BY THE OPTIMIST DAILY EDITORIAL TEAM
At Morse High School in Bath, Maine, detention doesn’t always mean fluorescent lights and silent classrooms. Thanks to one school counselor’s creative vision, it might mean lacing up your boots and heading into the forest.
“We kind of take a side shoot here, so we make a loop, but we’ll come back along the river,” explained counselor Leslie Trundy, pointing to a trail map as she led a group of seven students onto the Whiskeag Trail. “We should be back by four. Okay? Does anyone have any questions?”
The students had landed in detention for a variety of reasons, from skipping class to talking back to teachers.

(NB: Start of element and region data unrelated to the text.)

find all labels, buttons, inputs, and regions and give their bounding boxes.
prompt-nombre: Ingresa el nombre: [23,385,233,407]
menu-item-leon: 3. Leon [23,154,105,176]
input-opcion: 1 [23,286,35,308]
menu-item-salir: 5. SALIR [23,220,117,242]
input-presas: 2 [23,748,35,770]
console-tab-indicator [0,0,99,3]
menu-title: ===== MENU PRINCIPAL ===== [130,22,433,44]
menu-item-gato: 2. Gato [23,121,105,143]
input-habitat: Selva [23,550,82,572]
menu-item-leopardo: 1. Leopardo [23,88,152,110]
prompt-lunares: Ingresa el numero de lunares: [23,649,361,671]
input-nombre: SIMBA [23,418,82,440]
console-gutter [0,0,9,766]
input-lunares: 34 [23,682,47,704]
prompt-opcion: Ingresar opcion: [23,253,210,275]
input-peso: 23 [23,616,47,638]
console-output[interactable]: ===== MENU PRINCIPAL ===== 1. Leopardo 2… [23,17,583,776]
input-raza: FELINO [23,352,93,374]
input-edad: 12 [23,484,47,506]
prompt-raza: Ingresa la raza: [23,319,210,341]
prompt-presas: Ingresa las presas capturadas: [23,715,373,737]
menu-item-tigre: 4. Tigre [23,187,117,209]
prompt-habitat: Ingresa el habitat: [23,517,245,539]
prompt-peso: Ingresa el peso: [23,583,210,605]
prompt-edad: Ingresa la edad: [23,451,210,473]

But this wasn’t your typical disciplinary session.
“I yelled at a teacher rudely because I didn’t feel like doing something,” admitted freshman Nicholas Tanguay. “When they tried to make me do it, I got angry and yelled at them.”

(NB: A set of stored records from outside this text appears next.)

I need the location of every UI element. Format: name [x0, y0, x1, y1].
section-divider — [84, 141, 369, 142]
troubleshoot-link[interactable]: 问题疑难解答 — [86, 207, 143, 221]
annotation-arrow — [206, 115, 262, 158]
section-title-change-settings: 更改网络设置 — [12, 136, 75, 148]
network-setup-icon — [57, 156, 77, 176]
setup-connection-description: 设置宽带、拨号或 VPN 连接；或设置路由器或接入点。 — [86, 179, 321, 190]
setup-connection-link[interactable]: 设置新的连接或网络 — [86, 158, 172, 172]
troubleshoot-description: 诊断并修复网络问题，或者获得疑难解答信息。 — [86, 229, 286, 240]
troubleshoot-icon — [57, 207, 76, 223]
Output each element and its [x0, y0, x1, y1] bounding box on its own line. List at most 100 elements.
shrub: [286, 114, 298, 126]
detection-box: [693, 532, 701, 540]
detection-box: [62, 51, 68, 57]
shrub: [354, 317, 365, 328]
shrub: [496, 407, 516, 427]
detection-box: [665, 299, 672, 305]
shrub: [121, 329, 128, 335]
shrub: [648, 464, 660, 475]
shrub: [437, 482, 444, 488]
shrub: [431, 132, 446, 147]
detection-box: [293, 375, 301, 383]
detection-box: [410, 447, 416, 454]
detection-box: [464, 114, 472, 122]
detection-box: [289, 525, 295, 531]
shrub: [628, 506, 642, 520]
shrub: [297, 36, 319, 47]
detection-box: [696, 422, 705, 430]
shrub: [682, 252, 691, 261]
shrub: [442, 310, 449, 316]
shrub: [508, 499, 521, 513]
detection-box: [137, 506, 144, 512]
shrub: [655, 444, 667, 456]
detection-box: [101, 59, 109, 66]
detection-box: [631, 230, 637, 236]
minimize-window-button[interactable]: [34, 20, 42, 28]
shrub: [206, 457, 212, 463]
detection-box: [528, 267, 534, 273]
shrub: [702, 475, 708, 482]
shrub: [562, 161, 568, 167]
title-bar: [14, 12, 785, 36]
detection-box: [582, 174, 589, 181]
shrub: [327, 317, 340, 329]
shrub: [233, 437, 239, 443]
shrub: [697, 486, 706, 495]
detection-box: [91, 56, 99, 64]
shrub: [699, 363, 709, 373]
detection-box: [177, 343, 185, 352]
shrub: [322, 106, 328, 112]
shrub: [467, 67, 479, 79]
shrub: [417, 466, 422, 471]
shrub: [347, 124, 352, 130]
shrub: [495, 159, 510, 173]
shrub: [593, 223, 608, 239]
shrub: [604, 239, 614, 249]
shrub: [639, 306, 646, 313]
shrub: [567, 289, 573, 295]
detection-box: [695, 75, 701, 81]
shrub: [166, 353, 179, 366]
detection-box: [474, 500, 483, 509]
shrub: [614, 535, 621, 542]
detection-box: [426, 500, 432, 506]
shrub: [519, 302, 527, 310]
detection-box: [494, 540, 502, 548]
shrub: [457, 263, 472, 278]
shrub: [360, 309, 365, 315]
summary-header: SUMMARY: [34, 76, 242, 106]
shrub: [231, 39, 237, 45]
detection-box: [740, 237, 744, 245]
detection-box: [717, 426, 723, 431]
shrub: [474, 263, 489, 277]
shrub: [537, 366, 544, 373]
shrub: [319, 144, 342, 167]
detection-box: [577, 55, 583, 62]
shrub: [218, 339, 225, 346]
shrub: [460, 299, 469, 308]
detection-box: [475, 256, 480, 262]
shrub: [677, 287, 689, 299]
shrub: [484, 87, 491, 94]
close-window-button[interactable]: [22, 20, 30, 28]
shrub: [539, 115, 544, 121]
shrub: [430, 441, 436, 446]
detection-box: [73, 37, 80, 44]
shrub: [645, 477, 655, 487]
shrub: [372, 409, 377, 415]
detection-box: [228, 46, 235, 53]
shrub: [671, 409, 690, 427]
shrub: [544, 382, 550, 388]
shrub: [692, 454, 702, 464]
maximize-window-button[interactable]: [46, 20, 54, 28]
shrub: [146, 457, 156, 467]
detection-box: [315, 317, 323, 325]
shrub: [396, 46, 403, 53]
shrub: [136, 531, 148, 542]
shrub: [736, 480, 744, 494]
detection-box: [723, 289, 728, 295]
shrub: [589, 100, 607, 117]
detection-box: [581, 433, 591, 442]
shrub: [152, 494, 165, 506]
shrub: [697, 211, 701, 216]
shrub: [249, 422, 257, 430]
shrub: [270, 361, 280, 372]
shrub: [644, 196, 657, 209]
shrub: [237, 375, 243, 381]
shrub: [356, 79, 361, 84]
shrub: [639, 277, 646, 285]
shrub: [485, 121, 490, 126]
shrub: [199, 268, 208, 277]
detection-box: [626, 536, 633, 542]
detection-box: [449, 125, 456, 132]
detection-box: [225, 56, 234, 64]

“Skipping class… added up tardies. Never actually getting in trouble, in trouble,” said sophomore Elsie Nelson-Walling.
And for freshman Wyatt Wells, “Playing video games in class… I found that one stupid. So I was like, I’m not sitting in the classroom for that.”
Instead, they chose a two-hour hike after school.

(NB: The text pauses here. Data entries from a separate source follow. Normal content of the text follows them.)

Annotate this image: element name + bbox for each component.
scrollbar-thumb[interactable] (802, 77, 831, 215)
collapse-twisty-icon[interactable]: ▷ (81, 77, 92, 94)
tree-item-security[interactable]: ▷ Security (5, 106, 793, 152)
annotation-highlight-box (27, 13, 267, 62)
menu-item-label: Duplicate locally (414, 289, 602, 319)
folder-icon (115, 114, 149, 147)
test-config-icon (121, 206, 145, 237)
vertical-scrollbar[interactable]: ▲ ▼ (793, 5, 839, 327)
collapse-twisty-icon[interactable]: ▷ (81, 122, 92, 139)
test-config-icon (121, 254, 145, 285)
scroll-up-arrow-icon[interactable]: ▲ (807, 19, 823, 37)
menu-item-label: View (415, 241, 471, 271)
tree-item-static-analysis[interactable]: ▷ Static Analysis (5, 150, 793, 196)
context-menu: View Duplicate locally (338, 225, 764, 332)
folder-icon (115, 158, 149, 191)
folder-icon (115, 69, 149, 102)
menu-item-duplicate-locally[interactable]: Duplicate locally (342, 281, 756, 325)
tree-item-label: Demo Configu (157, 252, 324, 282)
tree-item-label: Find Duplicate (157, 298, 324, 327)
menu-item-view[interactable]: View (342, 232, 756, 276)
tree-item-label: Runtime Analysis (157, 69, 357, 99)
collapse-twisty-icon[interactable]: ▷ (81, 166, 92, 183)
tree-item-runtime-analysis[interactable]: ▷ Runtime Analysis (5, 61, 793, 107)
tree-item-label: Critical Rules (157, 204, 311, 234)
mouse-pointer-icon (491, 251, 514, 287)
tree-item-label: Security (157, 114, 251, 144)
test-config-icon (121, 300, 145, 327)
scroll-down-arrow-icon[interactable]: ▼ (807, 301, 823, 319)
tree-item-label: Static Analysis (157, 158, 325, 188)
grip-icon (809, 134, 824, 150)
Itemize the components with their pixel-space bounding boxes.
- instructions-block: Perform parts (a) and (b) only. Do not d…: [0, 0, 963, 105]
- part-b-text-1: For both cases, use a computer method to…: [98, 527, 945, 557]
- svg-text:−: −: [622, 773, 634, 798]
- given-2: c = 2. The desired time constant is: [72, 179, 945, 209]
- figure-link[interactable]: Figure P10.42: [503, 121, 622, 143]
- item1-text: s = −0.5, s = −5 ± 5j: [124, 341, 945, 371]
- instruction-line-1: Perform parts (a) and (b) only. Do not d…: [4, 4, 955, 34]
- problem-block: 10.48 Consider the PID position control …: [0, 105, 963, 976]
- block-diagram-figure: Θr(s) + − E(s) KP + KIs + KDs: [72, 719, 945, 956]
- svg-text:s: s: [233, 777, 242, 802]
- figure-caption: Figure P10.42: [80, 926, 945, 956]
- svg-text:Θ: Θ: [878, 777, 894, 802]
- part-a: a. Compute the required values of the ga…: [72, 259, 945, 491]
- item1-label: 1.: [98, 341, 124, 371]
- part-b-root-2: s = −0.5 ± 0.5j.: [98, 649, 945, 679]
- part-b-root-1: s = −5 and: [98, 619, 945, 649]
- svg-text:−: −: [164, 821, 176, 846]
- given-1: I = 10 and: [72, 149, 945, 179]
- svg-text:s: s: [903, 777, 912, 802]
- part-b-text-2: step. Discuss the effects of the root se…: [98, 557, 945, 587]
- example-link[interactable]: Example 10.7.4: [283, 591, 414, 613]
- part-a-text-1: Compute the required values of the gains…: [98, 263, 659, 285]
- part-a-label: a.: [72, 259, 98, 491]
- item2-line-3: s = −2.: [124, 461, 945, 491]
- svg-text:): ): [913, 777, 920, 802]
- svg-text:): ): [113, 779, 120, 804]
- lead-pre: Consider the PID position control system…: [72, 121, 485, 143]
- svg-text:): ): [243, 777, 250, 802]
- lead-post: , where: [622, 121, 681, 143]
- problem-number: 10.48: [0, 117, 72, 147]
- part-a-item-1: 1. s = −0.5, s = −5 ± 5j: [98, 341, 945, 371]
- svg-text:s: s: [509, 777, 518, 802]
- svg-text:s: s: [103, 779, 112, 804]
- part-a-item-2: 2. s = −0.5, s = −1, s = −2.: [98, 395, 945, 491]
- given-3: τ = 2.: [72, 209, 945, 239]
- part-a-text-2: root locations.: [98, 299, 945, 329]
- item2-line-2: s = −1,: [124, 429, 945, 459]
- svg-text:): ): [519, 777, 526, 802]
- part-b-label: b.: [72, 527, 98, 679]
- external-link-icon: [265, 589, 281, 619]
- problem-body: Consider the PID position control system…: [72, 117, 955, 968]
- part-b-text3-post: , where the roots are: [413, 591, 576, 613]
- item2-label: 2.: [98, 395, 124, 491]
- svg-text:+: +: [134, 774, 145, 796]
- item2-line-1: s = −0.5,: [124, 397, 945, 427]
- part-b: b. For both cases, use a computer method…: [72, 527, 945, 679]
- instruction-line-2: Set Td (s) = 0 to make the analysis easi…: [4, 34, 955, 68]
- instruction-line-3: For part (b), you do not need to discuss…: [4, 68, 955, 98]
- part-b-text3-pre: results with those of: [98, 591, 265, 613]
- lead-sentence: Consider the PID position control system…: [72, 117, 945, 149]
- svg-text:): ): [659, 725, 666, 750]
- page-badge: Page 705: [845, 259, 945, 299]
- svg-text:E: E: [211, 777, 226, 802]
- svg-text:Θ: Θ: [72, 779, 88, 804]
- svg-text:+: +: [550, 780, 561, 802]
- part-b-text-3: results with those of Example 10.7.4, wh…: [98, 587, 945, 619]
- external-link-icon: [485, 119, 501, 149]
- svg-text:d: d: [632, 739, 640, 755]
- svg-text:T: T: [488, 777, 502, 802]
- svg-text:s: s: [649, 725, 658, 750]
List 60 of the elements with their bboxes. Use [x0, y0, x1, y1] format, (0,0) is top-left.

A counselor with a compass
Trundy came up with the idea after attending an outdoor education conference last fall. Inspired by the potential of nature to create space for growth, she launched the hike-as-detention experiment with hopes of turning punishment into reflection.
“My hope was that time in the woods… I could be a listener for them,” she said. “To pay back the time to the school and serve their consequence—but also receive more care and attention.”
The approach hasn’t been without pushback. Some parents have declined to let their kids participate, and Trundy has heard from critics who say a walk in the woods doesn’t sound like much of a punishment.
Still, she sees glimmers of success.
“I don’t think I have enough data yet that’s statistically relevant,” Trundy admitted. “But I have had kids join the club because of going on the hike—and that I feel really very happy about.”
That club is the school’s outdoor outing group, which Trundy also helps run.
From consequence to connection
Wyatt Wells, the gamer turned hiker, said he’s been on six or seven detention hikes this school year. The most recent one, however, wasn’t mandatory.
“I haven’t gotten detention in three months now, since the new year,” he said. “I told my mom I was not getting any more detentions.”
Sophomore Sona Kipoy doesn’t have a disciplinary record but joins the hikes regularly anyway. Born in the Democratic Republic of the Congo, she’s a new Mainer who says her ten hikes this year have helped her feel more grounded.
“So you can just find yourself… yeah, I guess finding yourself in a forest is easier than in the city,” Kipoy reflected.
About halfway through the hike, the group pauses for a snack. Trundy reads a poem aloud, inviting her students to notice the changes around them:
“The swelling buds and little blossoms make a new softness in the light that is visible all the way here… the trees, the hills that were stark in the old cold become now tender, and time changes.”
For Nicholas Tanguay, the trail provides more than just an alternative to a desk.
“It makes me have to walk. It makes you breathe heavily, obviously, and it feels like an accomplishment, almost,” he said. “Maybe it’s also good for people’s mental health. If you’ve had a bad day, the option to do this means you have to dread detention less.”
Next steps
Trundy plans to continue the program in the fall and is eager to see what growth the next school year might bring.
“I’m so curious if some of the freshmen that I’ve started hiking with this year… are they still hiking with me when they’re seniors? Or are they hiking in outing club like these students?” she said. “I could see leadership potential in a lot of them.”
If nothing else, the trail has become a place where students and their stories are allowed to unfold at their own pace.